For implementation work, define:

  • The goal
  • The files or area involved
  • What must not change
  • The expected validation
  • Whether the AI should plan first or edit directly

For review work, ask for risks instead of praise:

Review these changes for unintended behavior changes, missing tests, accessibility regressions, security issues, and unnecessary abstraction. Do not rewrite the code yet. List concrete findings with file references.

A safe first-week workflow

If you are new to programming with AI, use a conservative workflow for the first week.

Day 1: Use AI only to explain code and errors.

Day 2: Ask AI to write tests for existing behavior.

Day 3: Put the project in GitHub if it is not already there. Create a branch, let AI make one small change, then review the changes manually.

Day 4: Add a basic AGENTS.md with commands, conventions, and boundaries.

Day 5: Use AI for a real bug fix, but require a plan before edits.

Day 6: Ask another AI tool to review the changes.

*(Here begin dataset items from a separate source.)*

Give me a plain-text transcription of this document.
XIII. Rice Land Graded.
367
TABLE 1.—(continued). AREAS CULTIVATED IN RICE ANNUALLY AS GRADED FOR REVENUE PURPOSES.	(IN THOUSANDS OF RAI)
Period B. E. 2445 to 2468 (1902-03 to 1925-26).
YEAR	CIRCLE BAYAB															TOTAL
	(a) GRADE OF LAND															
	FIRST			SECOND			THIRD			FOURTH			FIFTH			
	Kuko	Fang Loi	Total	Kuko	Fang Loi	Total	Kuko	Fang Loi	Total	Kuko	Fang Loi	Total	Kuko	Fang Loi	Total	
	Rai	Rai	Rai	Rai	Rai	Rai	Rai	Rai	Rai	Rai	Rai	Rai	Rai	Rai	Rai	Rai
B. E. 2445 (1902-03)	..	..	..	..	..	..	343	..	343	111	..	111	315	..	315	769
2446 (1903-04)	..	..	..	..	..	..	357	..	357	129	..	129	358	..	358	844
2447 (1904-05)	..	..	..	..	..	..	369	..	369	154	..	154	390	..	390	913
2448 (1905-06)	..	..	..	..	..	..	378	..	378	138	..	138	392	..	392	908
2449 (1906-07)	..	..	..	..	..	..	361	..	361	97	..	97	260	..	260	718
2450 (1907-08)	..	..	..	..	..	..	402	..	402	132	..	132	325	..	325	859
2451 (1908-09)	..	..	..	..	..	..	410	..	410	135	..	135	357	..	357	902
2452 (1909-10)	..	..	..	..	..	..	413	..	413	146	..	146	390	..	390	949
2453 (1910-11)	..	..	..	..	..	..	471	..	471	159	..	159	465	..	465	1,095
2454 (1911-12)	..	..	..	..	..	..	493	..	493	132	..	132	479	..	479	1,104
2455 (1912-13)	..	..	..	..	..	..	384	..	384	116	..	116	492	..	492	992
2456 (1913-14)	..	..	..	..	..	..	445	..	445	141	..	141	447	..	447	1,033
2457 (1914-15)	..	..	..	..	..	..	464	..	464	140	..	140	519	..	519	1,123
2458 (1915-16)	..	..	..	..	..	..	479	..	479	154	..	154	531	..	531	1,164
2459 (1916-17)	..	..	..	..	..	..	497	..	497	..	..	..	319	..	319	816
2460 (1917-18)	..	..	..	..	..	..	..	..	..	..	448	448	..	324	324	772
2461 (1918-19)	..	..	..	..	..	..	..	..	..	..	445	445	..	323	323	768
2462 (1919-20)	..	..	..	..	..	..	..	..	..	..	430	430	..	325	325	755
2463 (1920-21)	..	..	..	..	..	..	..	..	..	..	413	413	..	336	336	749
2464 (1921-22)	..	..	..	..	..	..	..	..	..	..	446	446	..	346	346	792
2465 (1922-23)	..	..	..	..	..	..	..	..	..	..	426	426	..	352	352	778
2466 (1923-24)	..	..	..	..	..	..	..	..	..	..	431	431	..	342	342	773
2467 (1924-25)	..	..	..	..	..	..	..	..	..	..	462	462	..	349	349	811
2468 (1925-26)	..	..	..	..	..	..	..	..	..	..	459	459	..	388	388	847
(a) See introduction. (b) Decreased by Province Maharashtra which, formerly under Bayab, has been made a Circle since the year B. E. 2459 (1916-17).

Day 7: Update the instruction file with anything you had to repeat during the week.

This builds the habit that matters most: AI can help with the work, but you are still responsible for the result.

Privacy and project boundaries

Before using AI on client or production code, check what the tool sends to its provider, how it stores data, and what your subscription or company policy allows.

Be careful with:

  • Secrets and API keys
  • Customer data
  • Database dumps
  • Private business logic
  • Proprietary code under strict contracts
  • Production logs containing personal data

Good instructions can help here too. Add rules such as “do not paste secrets into chat”, “do not create migrations without approval”, or “do not run commands that modify production data”.

Keep the developer in the loop

The useful way to start programming with AI is not to hand over the keyboard. It is to build a workflow where AI has enough context to help, but not enough freedom to silently change the wrong thing.

Start small. Use your existing IDE if it already works for you. Add AGENTS.md when you get tired of repeating the same rules. Add CLAUDE.md with @AGENTS.md if you use Claude Code. Split instructions by folder only when the project is large enough to need it.

The goal is not to make AI write more code. The goal is to make better changes with less wasted time and fewer avoidable mistakes.